Todos(as) los(as) hijos(as) fueron haciendo su vida, construyendo su historia, echando raíces en otros lados. En Tulancingo están tres y con Felicitas vive Rosa, la tercera de las hijas quien quedó viuda hace muchos años. Ella no tuvo hijos; tampoco Manuel el mayor -ya fallecido-, aunque adoptó a uno, quien estuvo en la fiesta del centenario.

Hace 23 años, escribí en la revista Fem (Núm. 70, octubre de 1988) un reportaje sobre mujeres campesinas, en el cual hablé de mis dos abuelas.
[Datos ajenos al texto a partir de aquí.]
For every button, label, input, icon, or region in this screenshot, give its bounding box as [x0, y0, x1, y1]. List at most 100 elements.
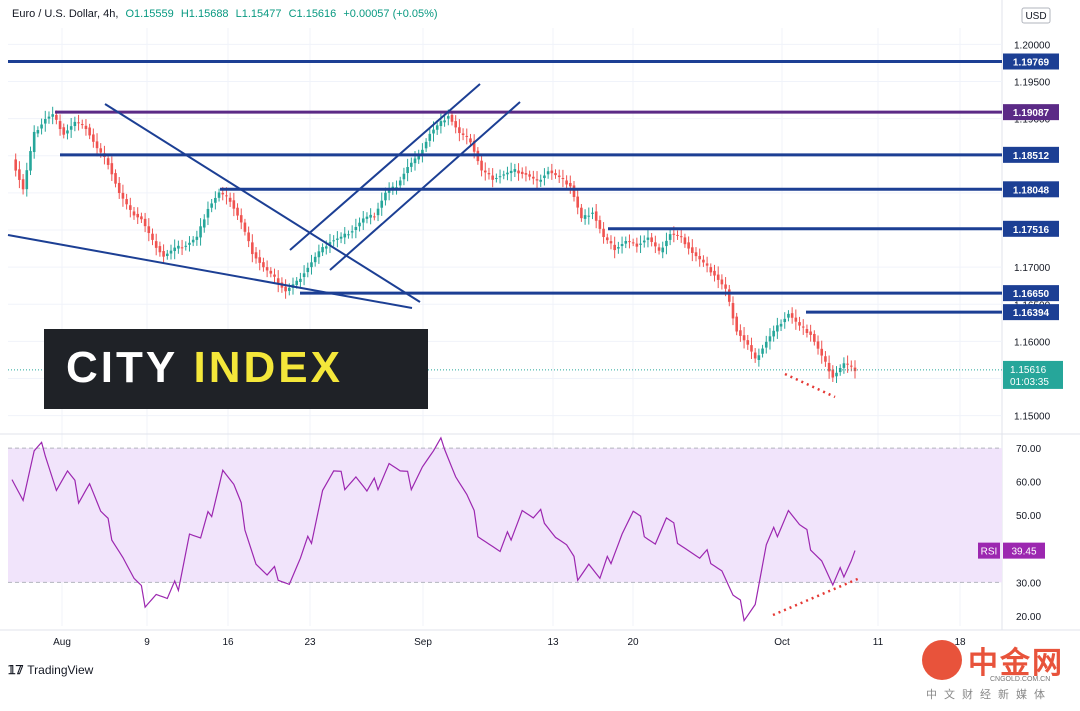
- candle-body: [40, 124, 43, 129]
- candle-body: [158, 246, 162, 253]
- candle-body: [269, 270, 273, 274]
- candle-body: [350, 231, 354, 233]
- rsi-line: [11, 436, 856, 623]
- level-label-box: [1003, 285, 1059, 302]
- candle-body: [136, 213, 140, 218]
- city-index-logo: CITY INDEX: [44, 329, 428, 409]
- candle-body: [165, 253, 169, 256]
- candle-body: [62, 127, 66, 135]
- candle-body: [446, 116, 450, 119]
- candle-body: [225, 195, 228, 197]
- price-tick-label: 1.17000: [1014, 263, 1051, 274]
- candle-body: [665, 240, 668, 247]
- candle-body: [539, 179, 543, 182]
- candle-body: [639, 243, 642, 245]
- candle-body: [51, 114, 54, 117]
- city-index-word2: INDEX: [193, 343, 343, 392]
- candle-body: [469, 138, 472, 143]
- rsi-name-label: RSI: [981, 547, 998, 558]
- trendline: [104, 103, 421, 303]
- candle-body: [195, 236, 199, 240]
- candle-body: [306, 267, 310, 273]
- candle-body: [99, 148, 103, 153]
- candle-body: [32, 131, 36, 153]
- candle-body: [554, 173, 557, 176]
- candle-body: [243, 222, 247, 232]
- candle-body: [276, 278, 280, 284]
- candle-body: [676, 234, 679, 236]
- candle-body: [332, 240, 335, 242]
- currency-badge: [1021, 7, 1051, 24]
- x-tick-label: Sep: [414, 637, 432, 648]
- change-value: +0.00057 (+0.05%): [343, 8, 438, 20]
- candle-body: [236, 207, 239, 216]
- candle-body: [691, 247, 694, 253]
- candle-body: [177, 245, 180, 249]
- candle-body: [617, 247, 620, 249]
- candle-body: [55, 114, 58, 120]
- candle-body: [361, 218, 365, 223]
- candle-body: [565, 180, 568, 185]
- candle-body: [520, 171, 524, 175]
- candle-body: [239, 215, 243, 223]
- candle-body: [14, 159, 17, 171]
- candle-body: [461, 133, 465, 135]
- candle-body: [214, 197, 217, 203]
- candle-body: [117, 182, 121, 194]
- price-tick-label: 1.20000: [1014, 40, 1051, 51]
- candle-body: [491, 175, 494, 180]
- candle-body: [850, 365, 853, 367]
- candle-body: [805, 329, 809, 334]
- candle-body: [114, 173, 117, 184]
- candle-body: [354, 226, 358, 230]
- x-tick-label: 20: [627, 637, 639, 648]
- candle-body: [217, 192, 221, 198]
- candle-body: [761, 348, 764, 354]
- candle-body: [129, 205, 132, 210]
- candle-body: [173, 247, 176, 252]
- candle-body: [720, 279, 724, 285]
- candle-body: [398, 180, 402, 186]
- candle-body: [535, 179, 539, 181]
- tradingview-logo[interactable]: 𝟙𝟟 TradingView: [8, 663, 93, 677]
- candle-body: [698, 255, 702, 260]
- candle-body: [816, 341, 820, 349]
- candle-body: [495, 178, 498, 180]
- rsi-tick-label: 60.00: [1016, 478, 1041, 489]
- candle-body: [624, 241, 628, 244]
- candle-body: [202, 219, 206, 228]
- candle-body: [428, 133, 432, 141]
- candle-body: [154, 241, 158, 248]
- candle-body: [753, 352, 757, 359]
- level-label: 1.19769: [1013, 57, 1050, 68]
- level-label-box: [1003, 146, 1059, 163]
- candle-body: [635, 243, 639, 247]
- candle-body: [328, 242, 332, 245]
- candle-body: [709, 267, 713, 273]
- candle-body: [262, 262, 265, 268]
- price-tick-label: 1.19500: [1014, 77, 1051, 88]
- candle-body: [387, 189, 391, 193]
- candle-body: [125, 199, 128, 205]
- candle-body: [324, 246, 328, 249]
- candle-body: [21, 179, 25, 190]
- candle-body: [642, 240, 646, 243]
- candle-body: [713, 270, 716, 276]
- candle-body: [613, 244, 616, 251]
- candle-body: [317, 251, 321, 258]
- candle-body: [735, 316, 738, 332]
- rsi-tick-label: 70.00: [1016, 444, 1041, 455]
- candle-body: [809, 331, 812, 335]
- trendline: [289, 83, 481, 251]
- candle-body: [594, 211, 598, 221]
- open-value: O1.15559: [125, 8, 174, 20]
- x-tick-label: 9: [144, 637, 150, 648]
- candle-body: [628, 241, 631, 243]
- candle-body: [84, 125, 88, 130]
- candle-body: [458, 127, 461, 134]
- candle-body: [132, 211, 136, 216]
- x-tick-label: Oct: [774, 637, 790, 648]
- candle-body: [321, 247, 324, 253]
- candle-body: [764, 341, 768, 348]
- high-value: H1.15688: [180, 8, 229, 20]
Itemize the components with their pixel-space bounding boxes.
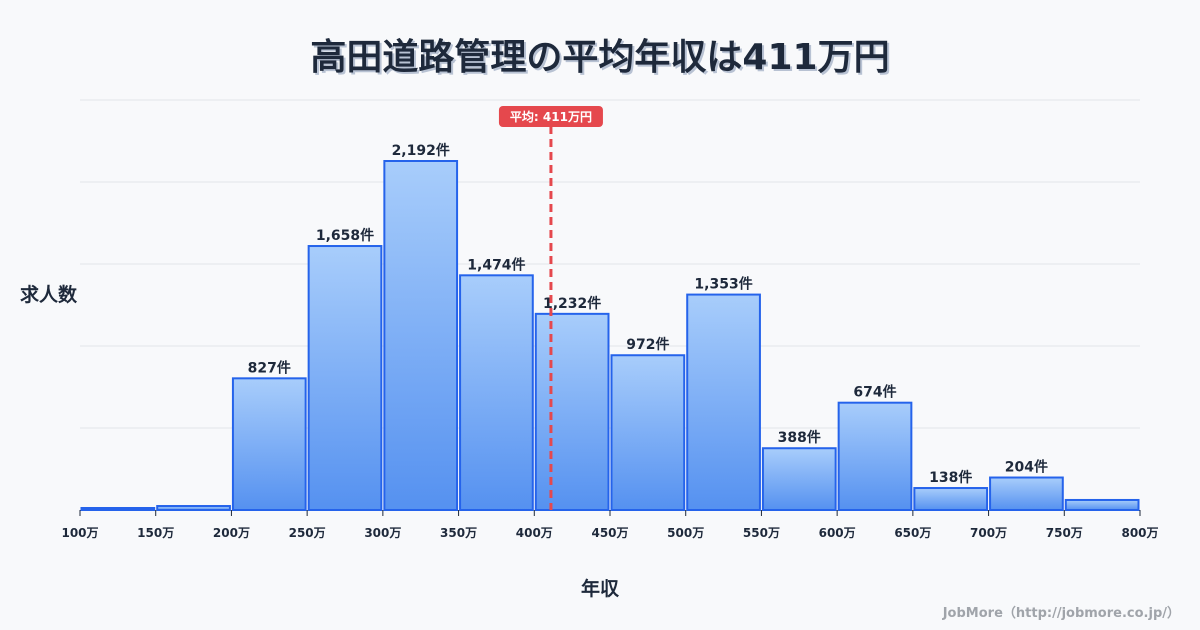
page-title: 高田道路管理の平均年収は411万円 <box>310 37 890 78</box>
source-credit: JobMore（http://jobmore.co.jp/） <box>942 606 1180 621</box>
tick-label: 800万 <box>1121 526 1158 540</box>
x-axis-ticks: 100万 150万 200万 250万 300万 350万 400万 450万 500万 550万… <box>61 510 1159 540</box>
bar-value-label: 388件 <box>778 429 821 446</box>
bar-value-label: 2,192件 <box>392 142 450 159</box>
histogram-bar <box>534 312 610 511</box>
tick-label: 400万 <box>516 526 553 540</box>
bar-value-label: 972件 <box>626 336 669 353</box>
bar-value-label: 674件 <box>853 384 896 401</box>
tick-label: 100万 <box>61 526 98 540</box>
histogram-bar <box>383 160 459 511</box>
tick-label: 450万 <box>591 526 628 540</box>
tick-label: 650万 <box>894 526 931 540</box>
bar-value-label: 827件 <box>248 359 291 376</box>
histogram-bar <box>80 507 156 511</box>
histogram-bar <box>231 377 307 511</box>
tick-label: 350万 <box>440 526 477 540</box>
bar-value-label: 1,232件 <box>543 295 601 312</box>
tick-label: 300万 <box>364 526 401 540</box>
mean-label: 平均: 411万円 <box>510 109 592 124</box>
bar-value-label: 204件 <box>1005 459 1048 476</box>
bar-value-label: 138件 <box>929 469 972 486</box>
histogram-bar <box>307 245 383 511</box>
tick-label: 250万 <box>289 526 326 540</box>
histogram-bar <box>761 447 837 512</box>
value-labels: 827件 1,658件 2,192件 1,474件 1,232件 972件 1,353件 38… <box>248 142 1048 486</box>
mean-badge <box>498 106 603 127</box>
histogram-bar <box>837 401 913 512</box>
mean-marker: 平均: 411万円 <box>498 106 603 510</box>
bars <box>80 160 1140 512</box>
histogram-bar <box>913 487 989 512</box>
tick-label: 500万 <box>667 526 704 540</box>
tick-label: 200万 <box>213 526 250 540</box>
tick-label: 550万 <box>743 526 780 540</box>
bar-value-label: 1,353件 <box>694 276 752 293</box>
histogram-bar <box>459 274 534 512</box>
tick-label: 750万 <box>1046 526 1083 540</box>
bar-value-label: 1,474件 <box>467 256 525 273</box>
histogram-bar <box>989 476 1064 512</box>
bar-value-label: 1,658件 <box>316 227 374 244</box>
tick-label: 600万 <box>819 526 856 540</box>
histogram-bar <box>686 293 761 511</box>
tick-label: 150万 <box>137 526 174 540</box>
y-axis-label: 求人数 <box>20 284 78 306</box>
x-axis-label: 年収 <box>580 578 619 600</box>
tick-label: 700万 <box>970 526 1007 540</box>
histogram-bar <box>610 354 686 511</box>
histogram-bar <box>1064 498 1140 511</box>
histogram-bar <box>156 505 231 512</box>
Ahí dije que Felicitas era una luz que se iba apagando poco a poco, como su rancho, y que nunca pasaría a la historia, al igual que las mujeres de Tulancingo, municipio que en la actualidad tiene unos 300 habitantes, y que es considerado de media marginalidad.

Pero no lo dije porque sus vidas hayan sido insignificantes, sino porque la historia "oficial" no habla de esas mujeres y de esos hombres que han construido este país, haciendo surcos con sus propios pies y sembrando con sus propias manos, desde las entrañas de su tierra fértil.

Con cien años a cuestas, mi abuela ha pasado a la historia, al igual que otras(os) habitantes de Tulancingo quienes ya andan rondando esa edad, como Rufina Velasco Hernández, quien falleció a los 102 años, unos días antes de la fiesta de Felicitas.

Después de su homenaje, Felicitas comentó a sus hijas(os) que como este año la fiesta había sido en grande, a lo mejor la siguiente sería más sencilla. Y mientras llega su cumpleaños número 101, en ese pueblo de oscuras noches brilla como nunca la luz de mi abuela, la de la sonrisa perenne.